Last night, masked gunmen stormed the office of satirical magazine, Charlie Hebdo in Paris. The gunmen murdered 12 people and left 11 others injured. Why?
This is a closer look at some of these issues, to explain some background and to try and find some order in the way the world is responding.
Please note: this post includes some of the controversial covers that have caused some distress in the French Muslim community.
1. What is Charlie Hebdo magazine and what did it do?
Charlie Hebdo is a satirical left-wing French weekly magazine that pokes fun at religious figures, politicians and celebrities. Hebdo is short for ‘hebdomadaire’, which means ‘weekly’. Charlie is a reference to Peanuts character, Charlie Brown (and maybe a cheeky wink at former French President, Charles de Gaulle).
Charlie Hebdo was first published in 1969, then closed in the 1980s, before restarting in 1992.
The magazine is famous for its caricatures of public figures. Fiercely political and anti-religion, the images are over-blown, provocative and satirical.

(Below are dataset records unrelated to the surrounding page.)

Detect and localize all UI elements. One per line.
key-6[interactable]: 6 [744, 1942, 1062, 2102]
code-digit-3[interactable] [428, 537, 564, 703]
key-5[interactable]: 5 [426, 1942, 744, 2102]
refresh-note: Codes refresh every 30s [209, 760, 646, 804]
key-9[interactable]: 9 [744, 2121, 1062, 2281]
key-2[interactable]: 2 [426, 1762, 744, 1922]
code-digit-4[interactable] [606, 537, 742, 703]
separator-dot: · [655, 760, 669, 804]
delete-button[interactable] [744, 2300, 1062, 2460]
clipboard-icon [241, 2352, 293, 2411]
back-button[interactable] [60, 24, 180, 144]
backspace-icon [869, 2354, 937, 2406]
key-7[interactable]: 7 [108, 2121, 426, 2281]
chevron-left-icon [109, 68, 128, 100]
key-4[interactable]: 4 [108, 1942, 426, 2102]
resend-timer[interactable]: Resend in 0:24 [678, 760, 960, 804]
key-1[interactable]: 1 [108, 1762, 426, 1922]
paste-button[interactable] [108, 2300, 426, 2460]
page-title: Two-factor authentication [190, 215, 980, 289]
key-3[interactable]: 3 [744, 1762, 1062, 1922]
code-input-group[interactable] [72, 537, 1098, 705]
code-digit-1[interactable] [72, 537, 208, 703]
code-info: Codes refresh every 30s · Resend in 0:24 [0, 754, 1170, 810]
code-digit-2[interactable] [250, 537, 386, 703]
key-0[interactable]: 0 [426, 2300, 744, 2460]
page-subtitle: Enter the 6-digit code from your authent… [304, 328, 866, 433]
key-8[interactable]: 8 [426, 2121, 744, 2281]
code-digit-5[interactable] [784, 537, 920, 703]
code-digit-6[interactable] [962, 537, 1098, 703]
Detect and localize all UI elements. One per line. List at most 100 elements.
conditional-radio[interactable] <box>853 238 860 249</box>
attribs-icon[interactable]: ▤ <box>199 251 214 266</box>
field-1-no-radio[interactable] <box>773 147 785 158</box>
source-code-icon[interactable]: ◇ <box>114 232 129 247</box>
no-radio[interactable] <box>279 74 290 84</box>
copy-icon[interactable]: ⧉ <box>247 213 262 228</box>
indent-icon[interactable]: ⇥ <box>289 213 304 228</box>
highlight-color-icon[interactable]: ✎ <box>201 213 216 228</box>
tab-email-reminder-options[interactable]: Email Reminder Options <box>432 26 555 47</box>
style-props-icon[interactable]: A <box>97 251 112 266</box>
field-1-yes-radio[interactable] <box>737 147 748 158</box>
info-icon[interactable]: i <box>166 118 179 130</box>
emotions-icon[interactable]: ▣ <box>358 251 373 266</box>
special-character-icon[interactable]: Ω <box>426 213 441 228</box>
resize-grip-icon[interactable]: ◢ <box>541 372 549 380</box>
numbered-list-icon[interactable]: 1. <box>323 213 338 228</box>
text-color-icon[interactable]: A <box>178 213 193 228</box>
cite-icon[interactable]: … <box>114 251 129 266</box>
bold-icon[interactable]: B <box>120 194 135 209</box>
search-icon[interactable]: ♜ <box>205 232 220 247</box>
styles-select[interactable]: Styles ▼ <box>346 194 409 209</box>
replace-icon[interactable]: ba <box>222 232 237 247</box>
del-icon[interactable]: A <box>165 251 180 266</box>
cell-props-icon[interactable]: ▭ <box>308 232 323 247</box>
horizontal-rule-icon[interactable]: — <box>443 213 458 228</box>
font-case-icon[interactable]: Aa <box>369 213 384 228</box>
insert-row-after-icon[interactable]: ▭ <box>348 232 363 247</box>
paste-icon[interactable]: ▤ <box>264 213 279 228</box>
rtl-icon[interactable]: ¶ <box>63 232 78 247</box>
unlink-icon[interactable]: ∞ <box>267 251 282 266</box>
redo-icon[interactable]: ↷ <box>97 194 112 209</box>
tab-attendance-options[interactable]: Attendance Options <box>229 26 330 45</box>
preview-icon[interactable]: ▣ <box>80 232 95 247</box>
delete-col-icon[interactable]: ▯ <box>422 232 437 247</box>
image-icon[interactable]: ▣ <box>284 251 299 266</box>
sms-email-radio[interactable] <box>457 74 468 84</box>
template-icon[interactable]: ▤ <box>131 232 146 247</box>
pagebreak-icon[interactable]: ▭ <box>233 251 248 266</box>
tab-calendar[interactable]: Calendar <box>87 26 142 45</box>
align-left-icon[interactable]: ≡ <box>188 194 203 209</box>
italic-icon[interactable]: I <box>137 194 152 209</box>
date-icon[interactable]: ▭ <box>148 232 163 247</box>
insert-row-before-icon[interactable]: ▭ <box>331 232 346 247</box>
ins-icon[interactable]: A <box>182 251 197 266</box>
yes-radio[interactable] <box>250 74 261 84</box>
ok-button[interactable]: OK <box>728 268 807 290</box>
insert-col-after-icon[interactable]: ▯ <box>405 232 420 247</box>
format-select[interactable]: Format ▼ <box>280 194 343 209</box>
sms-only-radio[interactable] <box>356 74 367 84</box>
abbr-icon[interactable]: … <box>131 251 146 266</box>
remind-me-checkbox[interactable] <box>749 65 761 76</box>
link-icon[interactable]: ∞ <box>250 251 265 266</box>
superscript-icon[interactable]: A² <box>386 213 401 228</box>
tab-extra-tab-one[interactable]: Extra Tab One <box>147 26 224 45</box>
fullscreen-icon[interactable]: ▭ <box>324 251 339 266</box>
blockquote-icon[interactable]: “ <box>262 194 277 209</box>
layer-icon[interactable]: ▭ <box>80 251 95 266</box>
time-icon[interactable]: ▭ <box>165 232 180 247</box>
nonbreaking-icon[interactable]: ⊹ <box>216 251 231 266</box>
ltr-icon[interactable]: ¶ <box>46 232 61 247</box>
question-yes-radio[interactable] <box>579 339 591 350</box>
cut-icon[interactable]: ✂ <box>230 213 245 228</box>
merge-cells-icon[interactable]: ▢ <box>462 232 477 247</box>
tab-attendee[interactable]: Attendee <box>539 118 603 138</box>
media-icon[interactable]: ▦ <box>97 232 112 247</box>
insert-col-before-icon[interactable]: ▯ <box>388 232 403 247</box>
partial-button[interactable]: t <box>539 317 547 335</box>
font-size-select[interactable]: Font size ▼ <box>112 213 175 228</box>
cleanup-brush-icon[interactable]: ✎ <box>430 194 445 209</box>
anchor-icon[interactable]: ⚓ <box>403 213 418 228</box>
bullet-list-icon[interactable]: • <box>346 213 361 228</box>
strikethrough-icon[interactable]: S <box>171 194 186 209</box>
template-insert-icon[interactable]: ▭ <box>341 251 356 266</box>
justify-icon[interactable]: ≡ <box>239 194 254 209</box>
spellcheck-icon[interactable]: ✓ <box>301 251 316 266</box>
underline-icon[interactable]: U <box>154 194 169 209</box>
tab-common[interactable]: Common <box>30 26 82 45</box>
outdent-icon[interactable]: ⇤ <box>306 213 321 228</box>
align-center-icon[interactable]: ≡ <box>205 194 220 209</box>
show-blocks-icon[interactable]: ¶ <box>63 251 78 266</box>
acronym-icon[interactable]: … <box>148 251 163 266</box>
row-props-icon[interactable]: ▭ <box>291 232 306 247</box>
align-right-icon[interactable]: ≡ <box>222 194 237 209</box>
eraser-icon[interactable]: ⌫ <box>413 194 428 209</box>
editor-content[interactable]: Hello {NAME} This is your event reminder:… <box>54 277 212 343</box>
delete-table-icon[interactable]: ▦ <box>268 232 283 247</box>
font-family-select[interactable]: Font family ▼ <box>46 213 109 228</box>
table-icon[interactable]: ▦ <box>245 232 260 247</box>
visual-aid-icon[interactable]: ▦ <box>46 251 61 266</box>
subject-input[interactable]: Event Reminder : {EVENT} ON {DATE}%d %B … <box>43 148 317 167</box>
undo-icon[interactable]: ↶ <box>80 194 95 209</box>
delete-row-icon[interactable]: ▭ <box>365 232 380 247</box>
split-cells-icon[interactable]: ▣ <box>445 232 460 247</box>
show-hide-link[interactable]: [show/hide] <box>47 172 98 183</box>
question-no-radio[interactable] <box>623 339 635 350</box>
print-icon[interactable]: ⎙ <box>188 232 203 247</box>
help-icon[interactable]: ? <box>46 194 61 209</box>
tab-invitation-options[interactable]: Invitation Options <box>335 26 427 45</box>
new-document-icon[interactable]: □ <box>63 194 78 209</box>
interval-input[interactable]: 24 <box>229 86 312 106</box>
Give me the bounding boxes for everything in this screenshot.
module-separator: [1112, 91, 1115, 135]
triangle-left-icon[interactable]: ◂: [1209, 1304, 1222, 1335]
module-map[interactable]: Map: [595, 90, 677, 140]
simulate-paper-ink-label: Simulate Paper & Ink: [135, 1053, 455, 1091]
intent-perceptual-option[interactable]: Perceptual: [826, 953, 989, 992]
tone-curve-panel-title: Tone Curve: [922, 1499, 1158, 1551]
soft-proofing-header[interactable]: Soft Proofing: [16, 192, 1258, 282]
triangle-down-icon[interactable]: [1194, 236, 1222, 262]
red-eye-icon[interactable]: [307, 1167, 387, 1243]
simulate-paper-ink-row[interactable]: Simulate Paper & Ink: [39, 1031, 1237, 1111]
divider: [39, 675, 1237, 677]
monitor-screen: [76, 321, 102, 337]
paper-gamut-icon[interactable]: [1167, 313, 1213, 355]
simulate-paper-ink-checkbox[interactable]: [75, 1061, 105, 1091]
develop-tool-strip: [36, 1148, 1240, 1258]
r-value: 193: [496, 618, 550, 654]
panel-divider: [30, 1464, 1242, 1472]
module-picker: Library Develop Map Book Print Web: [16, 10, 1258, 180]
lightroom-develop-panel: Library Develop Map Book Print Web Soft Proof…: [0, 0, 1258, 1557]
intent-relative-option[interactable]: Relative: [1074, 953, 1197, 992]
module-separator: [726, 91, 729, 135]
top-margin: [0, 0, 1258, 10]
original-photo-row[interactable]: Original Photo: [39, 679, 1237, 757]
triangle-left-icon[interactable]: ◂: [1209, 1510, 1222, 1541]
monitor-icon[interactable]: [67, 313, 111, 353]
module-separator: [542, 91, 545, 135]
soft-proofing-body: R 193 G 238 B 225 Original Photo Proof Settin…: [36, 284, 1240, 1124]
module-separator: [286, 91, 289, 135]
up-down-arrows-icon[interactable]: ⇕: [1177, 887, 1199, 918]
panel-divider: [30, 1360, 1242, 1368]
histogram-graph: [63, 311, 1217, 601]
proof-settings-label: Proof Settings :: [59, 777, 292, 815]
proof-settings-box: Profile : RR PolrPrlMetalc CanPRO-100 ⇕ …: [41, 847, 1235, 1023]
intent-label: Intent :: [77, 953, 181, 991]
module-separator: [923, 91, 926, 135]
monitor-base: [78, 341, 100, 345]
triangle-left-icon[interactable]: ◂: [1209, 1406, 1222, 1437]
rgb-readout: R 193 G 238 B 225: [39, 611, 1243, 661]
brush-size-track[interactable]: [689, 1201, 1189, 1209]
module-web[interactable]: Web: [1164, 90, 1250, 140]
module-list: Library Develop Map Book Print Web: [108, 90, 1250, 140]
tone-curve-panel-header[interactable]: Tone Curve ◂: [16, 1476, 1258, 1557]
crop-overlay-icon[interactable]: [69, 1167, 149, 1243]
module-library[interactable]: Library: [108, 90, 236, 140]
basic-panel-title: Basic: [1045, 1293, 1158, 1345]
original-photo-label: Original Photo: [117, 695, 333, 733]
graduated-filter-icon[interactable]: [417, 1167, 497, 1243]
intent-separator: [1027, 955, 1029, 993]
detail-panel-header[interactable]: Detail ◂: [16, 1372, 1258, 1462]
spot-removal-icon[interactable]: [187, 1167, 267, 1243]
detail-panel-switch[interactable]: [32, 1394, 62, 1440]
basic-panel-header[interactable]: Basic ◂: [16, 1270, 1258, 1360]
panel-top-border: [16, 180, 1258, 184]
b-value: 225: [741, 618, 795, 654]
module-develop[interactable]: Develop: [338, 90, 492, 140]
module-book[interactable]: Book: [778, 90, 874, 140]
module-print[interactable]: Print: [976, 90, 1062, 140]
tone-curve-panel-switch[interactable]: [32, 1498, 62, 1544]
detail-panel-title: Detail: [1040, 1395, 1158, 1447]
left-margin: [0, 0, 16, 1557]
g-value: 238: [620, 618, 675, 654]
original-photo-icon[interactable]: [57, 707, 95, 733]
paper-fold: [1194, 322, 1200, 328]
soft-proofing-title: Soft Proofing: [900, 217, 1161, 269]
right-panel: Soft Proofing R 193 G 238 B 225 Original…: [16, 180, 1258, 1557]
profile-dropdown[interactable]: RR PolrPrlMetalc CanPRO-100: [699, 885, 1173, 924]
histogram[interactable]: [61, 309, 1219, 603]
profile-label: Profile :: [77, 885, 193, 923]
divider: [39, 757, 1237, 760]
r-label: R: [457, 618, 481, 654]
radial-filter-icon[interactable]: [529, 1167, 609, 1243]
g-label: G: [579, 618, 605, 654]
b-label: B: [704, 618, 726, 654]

No public figure or religion is safe: Police have been shown holding the dripping heads of immigrants; there have been masturbating nuns, popes wearing condoms and jokes about dead presidents – anything to make a point. Just last month, an edition featured a cartoon of the Virgin Mary, spread-eagled, giving birth to Jesus. The last tweet sent by Charlie Hebdo before the shooting was a cartoon of Islamic State leader, Abu Bakr al-Baghdadi, issuing a New Year greeting.